Brianna Hypolite has had a long, decorated basketball career. After growing up in small-town Dickinson, Texas, where she recorded more than 2,100 points, 1,500 rebounds, 300 assists and 300 steals at Dickinson High School, Hypolite went on to play four years for Rice University in Houston.
Hypolite wasn’t finished, and leveraged her college play into a professional career in New South Wales, Australia, where she snagged the Waratah League MVP in 2013. After one season down under, Hypolite returned to Texas where she would become a trainer and coach for the National Basketball Academy—an organization for elite high school and middle school players. Most recently, Hypolite was the first head coach of Northfield High School in east Denver from 2015 to early 2018, while also chasing her master’s degree in urban education from the University of Denver. But NHS was an opportunity she could not pass up, she said.
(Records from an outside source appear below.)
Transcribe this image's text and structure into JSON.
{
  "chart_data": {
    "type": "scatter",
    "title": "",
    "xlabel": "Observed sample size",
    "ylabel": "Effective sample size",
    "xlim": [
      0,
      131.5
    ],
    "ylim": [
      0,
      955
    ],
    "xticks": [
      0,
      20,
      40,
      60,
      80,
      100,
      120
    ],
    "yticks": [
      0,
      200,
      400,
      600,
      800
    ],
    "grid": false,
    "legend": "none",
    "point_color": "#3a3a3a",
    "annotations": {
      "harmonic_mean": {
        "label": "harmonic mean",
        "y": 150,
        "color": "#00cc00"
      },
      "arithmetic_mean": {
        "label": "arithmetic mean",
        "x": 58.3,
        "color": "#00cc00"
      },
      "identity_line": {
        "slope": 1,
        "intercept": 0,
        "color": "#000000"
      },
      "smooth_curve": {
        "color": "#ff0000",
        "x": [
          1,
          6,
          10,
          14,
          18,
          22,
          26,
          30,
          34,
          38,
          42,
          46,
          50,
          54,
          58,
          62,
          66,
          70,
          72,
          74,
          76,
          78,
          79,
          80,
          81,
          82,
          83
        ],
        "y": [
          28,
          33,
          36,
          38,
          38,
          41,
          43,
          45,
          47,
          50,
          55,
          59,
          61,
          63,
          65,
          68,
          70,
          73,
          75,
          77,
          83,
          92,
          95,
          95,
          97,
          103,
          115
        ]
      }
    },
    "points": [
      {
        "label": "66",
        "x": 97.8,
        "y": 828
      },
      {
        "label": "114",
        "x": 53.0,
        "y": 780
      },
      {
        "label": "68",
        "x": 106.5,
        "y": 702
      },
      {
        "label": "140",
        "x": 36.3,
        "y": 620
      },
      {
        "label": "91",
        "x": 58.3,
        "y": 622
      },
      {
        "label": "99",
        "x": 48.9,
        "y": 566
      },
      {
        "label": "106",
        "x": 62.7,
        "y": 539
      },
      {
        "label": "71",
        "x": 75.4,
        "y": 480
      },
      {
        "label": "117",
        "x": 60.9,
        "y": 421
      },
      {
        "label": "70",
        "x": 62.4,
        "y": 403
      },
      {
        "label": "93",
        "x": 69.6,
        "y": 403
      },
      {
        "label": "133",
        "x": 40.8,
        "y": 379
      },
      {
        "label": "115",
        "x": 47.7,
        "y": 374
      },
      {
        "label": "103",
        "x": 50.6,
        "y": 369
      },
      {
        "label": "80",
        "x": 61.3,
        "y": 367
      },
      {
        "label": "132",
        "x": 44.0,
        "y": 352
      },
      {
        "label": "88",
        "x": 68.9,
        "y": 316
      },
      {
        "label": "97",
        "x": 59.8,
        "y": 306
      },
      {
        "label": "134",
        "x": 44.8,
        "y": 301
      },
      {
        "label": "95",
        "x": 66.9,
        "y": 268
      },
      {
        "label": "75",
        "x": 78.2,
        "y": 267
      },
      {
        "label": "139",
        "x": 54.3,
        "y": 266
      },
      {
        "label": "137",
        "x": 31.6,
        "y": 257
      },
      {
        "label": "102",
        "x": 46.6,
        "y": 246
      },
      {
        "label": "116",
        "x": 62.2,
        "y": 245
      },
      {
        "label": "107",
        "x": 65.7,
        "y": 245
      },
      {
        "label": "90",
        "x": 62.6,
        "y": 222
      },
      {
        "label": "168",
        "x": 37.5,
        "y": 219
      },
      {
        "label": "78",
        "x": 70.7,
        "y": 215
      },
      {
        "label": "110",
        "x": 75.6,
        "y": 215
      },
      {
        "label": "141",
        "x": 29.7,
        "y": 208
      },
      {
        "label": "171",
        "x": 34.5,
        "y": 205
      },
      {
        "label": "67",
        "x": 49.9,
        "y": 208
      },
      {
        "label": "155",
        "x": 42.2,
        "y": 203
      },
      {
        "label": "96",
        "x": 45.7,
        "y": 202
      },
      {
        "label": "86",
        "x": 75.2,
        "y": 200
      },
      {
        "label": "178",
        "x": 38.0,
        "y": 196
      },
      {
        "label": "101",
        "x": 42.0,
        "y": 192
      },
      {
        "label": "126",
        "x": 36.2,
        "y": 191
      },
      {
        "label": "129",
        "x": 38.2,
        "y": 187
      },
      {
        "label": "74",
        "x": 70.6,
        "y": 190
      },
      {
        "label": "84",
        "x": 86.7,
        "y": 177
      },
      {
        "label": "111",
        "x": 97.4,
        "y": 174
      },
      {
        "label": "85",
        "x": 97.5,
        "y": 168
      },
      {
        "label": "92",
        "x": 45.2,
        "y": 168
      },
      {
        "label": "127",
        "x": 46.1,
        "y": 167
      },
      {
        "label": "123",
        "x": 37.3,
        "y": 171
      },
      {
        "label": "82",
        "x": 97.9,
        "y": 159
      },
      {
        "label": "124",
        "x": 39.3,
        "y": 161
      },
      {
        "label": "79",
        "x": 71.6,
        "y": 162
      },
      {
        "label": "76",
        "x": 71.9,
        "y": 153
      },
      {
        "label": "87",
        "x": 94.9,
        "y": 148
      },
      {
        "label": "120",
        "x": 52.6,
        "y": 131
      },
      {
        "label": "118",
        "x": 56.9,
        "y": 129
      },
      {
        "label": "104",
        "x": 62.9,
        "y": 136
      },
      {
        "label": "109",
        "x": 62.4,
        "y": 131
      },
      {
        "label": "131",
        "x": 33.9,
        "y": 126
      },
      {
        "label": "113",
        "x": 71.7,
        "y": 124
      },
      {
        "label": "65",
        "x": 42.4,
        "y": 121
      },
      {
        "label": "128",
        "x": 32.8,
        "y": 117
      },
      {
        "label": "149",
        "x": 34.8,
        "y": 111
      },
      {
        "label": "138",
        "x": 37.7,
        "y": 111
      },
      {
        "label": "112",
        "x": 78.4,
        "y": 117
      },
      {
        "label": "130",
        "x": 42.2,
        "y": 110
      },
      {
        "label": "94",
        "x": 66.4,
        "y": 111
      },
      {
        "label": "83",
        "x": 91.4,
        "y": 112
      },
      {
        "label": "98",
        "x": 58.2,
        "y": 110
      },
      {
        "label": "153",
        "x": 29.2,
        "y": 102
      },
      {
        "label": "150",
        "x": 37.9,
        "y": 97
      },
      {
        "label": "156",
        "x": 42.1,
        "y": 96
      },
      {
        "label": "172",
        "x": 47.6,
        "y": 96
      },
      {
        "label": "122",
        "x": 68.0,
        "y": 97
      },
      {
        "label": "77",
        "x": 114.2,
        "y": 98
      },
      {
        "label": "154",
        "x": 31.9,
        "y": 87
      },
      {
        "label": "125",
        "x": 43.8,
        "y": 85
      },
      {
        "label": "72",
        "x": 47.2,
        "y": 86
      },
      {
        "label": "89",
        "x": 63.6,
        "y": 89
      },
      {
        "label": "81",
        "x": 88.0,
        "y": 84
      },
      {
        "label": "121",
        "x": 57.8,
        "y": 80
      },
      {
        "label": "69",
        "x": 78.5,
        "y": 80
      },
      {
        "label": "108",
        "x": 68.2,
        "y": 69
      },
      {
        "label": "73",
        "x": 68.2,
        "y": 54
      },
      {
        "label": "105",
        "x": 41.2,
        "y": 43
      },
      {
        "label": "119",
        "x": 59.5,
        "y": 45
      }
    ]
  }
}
“Just look at the school. It’s one of the oldest schools in the area, and it’s had a huge impact on Denver. As a city, it’s seen the immense growth that Denver’s had over the last century, and just the legacy that the school has,” Hypolite said. “It’s really a bedrock and foundation of our neighborhood and the city itself, so I really wanted to have an opportunity to help build and facilitate that legacy by coaching here.”
Last season was rather rocky for Hypolite’s Vikings squad, but that was a common theme for all high school programs in the U.S. The team went 6-8 in a season riddled with cancellations, stop-and-go practice schedules and fluctuating rosters day in and day out. Plus, the team had five freshmen, three of which were starters.
It helped that Hypolite was an assistant coach for the team in 2019 before taking over the following year, she said, but a lot of growth was necessary for her team to be successful. It can be difficult to implement a new system and culture when she didn’t know which players would even be available on gameday, she said, but Hypolite is a no-excuses-allowed type of coach. The team has come a long way in a short time, she added.
“There was a huge learning curve. (Last season) they were coming from middle school, seventh and eighth grade, so we put them into the fire straight away, and they’re battling against 17 and 18-year-olds with more developed bodies and years of experience. What I’ve seen the most out of our players over this time is such maturity, and they’re able to handle stuff way better than they were 18 months ago,” she said.
The Vikings began the 2021-22 season with a three-game win streak, which was a great omen for Hypolite’s squad and its trajectory. Hypolite wouldn’t name a ceiling for her team this season or beyond, and said she has all the confidence in the world that NHS is a championship-level school, with championship-level facilities and student athletes.
Having seen the game of basketball from a worldly perspective, and having achieved the highest level of success from high school to the pros, it’s clear Hypolite can be a major catalyst and example for the Vikings’ success for years to come.